Yakima is one step closer to finalizing plans for downtown

YAKIMA, Wash. -- Monday evening the city held its third and final public meeting to discuss their master plan for expanding the downtown area.

"As somebody who was born and raised here, I can't be more excited to see the enthusiasm of trying to refocus Yakima and develop the downtown," said Phil Cline, who lives in Yakima.

It's time for the city to move forward, and the design firms returned to present final concepts with more solid plans in place.

One big area of focus has Yakima Avenue down to just two lanes to allow for a more pedestrian and bicycle friendly area.

Front Street to Naches Avenue is suggested to be a 32 hundred square foot retail center with a green median placed in the center of Yakima Avenue.

The downtown Plaza will be the first major push in the project, which is now planned to be on the south side of downtown with a fountain and green area with trees.

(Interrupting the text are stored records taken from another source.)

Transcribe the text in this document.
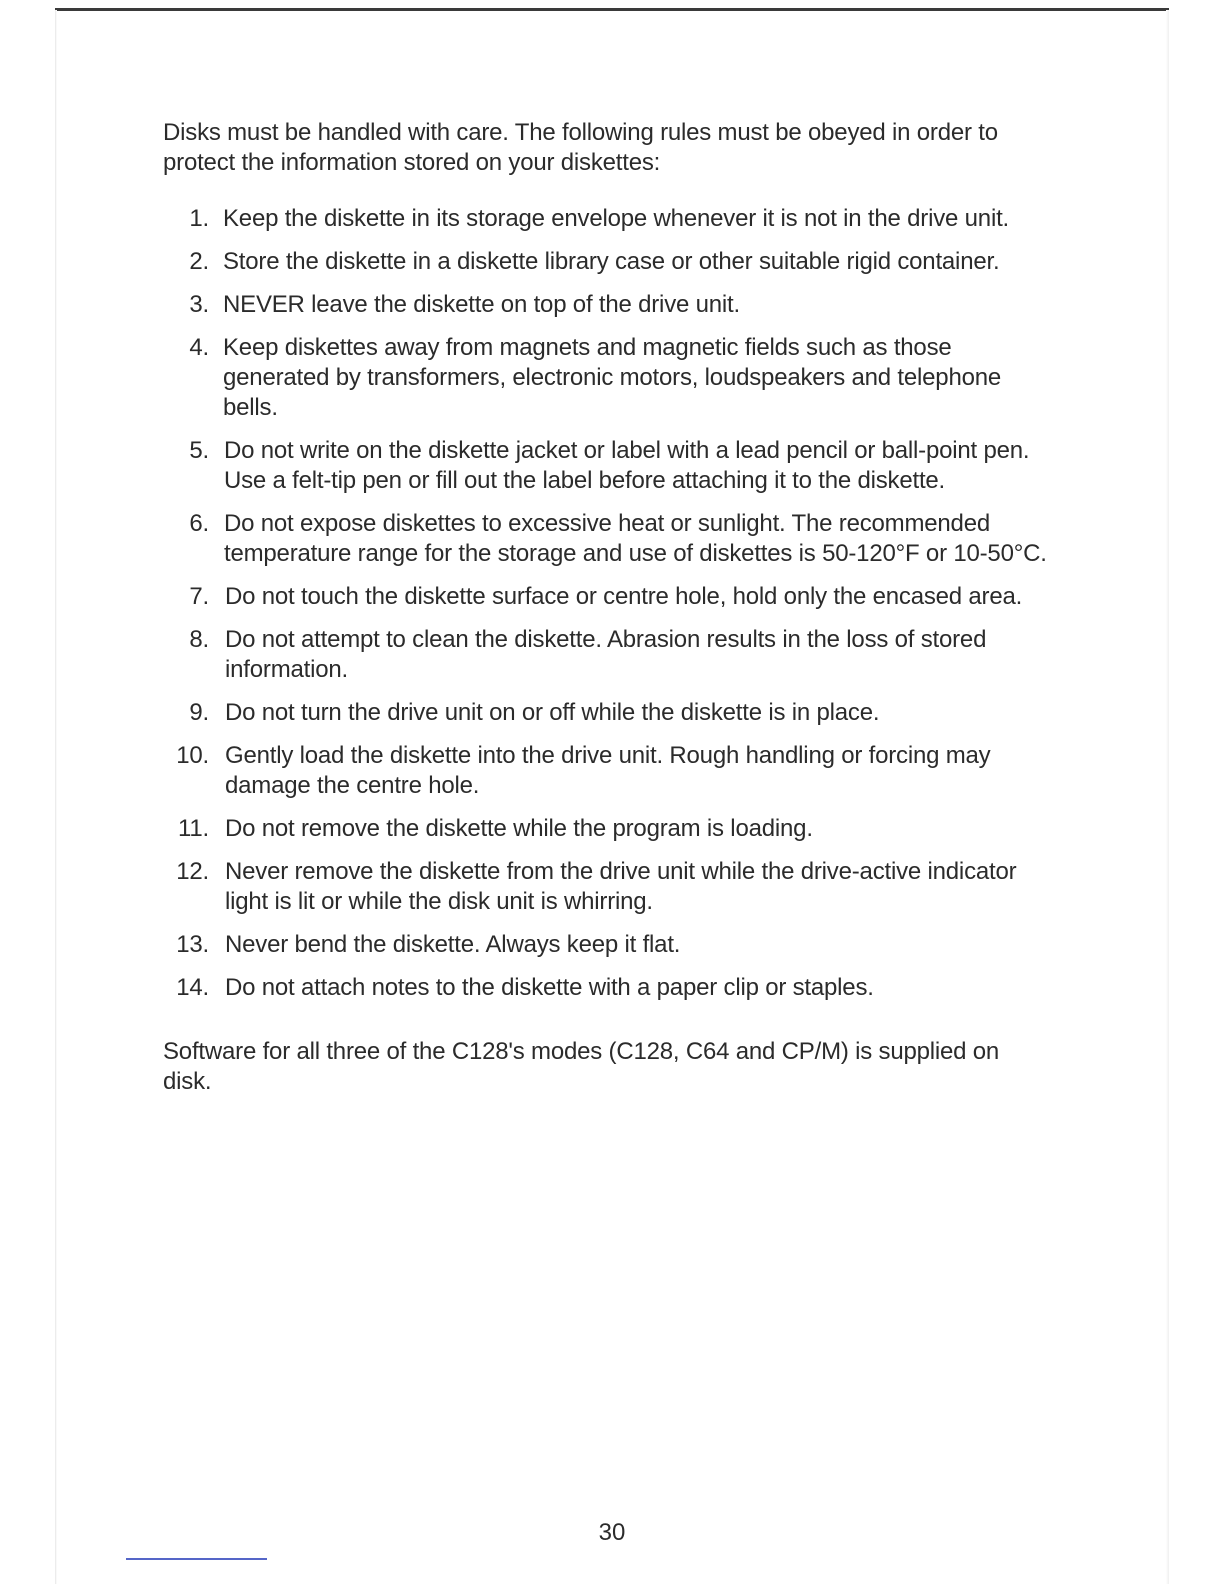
Disks must be handled with care. The following rules must be obeyed in order to protect the information stored on your diskettes:

1. Keep the diskette in its storage envelope whenever it is not in the drive unit.
2. Store the diskette in a diskette library case or other suitable rigid container.
3. NEVER leave the diskette on top of the drive unit.
4. Keep diskettes away from magnets and magnetic fields such as those generated by transformers, electronic motors, loudspeakers and telephone bells.
5. Do not write on the diskette jacket or label with a lead pencil or ball-point pen. Use a felt-tip pen or fill out the label before attaching it to the diskette.
6. Do not expose diskettes to excessive heat or sunlight. The recommended temperature range for the storage and use of diskettes is 50-120°F or 10-50°C.
7. Do not touch the diskette surface or centre hole, hold only the encased area.
8. Do not attempt to clean the diskette. Abrasion results in the loss of stored information.
9. Do not turn the drive unit on or off while the diskette is in place.
10. Gently load the diskette into the drive unit. Rough handling or forcing may damage the centre hole.
11. Do not remove the diskette while the program is loading.
12. Never remove the diskette from the drive unit while the drive-active indicator light is lit or while the disk unit is whirring.
13. Never bend the diskette. Always keep it flat.
14. Do not attach notes to the diskette with a paper clip or staples.

Software for all three of the C128's modes (C128, C64 and CP/M) is supplied on disk.

30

"Who is our community, who lives in the downtown vicinity? Yes we want to attract more tourists to accompany the wine industry, to make it a family friendly, family oriented downtown area. A mercado would serve that purpose as a one stop shop," said one community member.

There were a variety of concerns for the planners to consider.

Everything from making sure there would be a public restroom in the plaza to wondering about bike racks.

Others voiced concern that many beautification projects have been started in the city before, but no one follows through with long term care and maintenance.

Local store owners questioned if they would have to conform to the new style of buildings proposed, but were told existing shops would stay the same.

The overall feel was optimistic as people look forward to enjoying the new space.

"It's people, that's what we need most downtown. I'd like to see it where we can walk the streets and see our friends and see the activities, the pedestrian situation, the mall, the grass landscaping," said Phil Cline.

The plaza is the first item on the list, which designers hope to have completed in the next five years.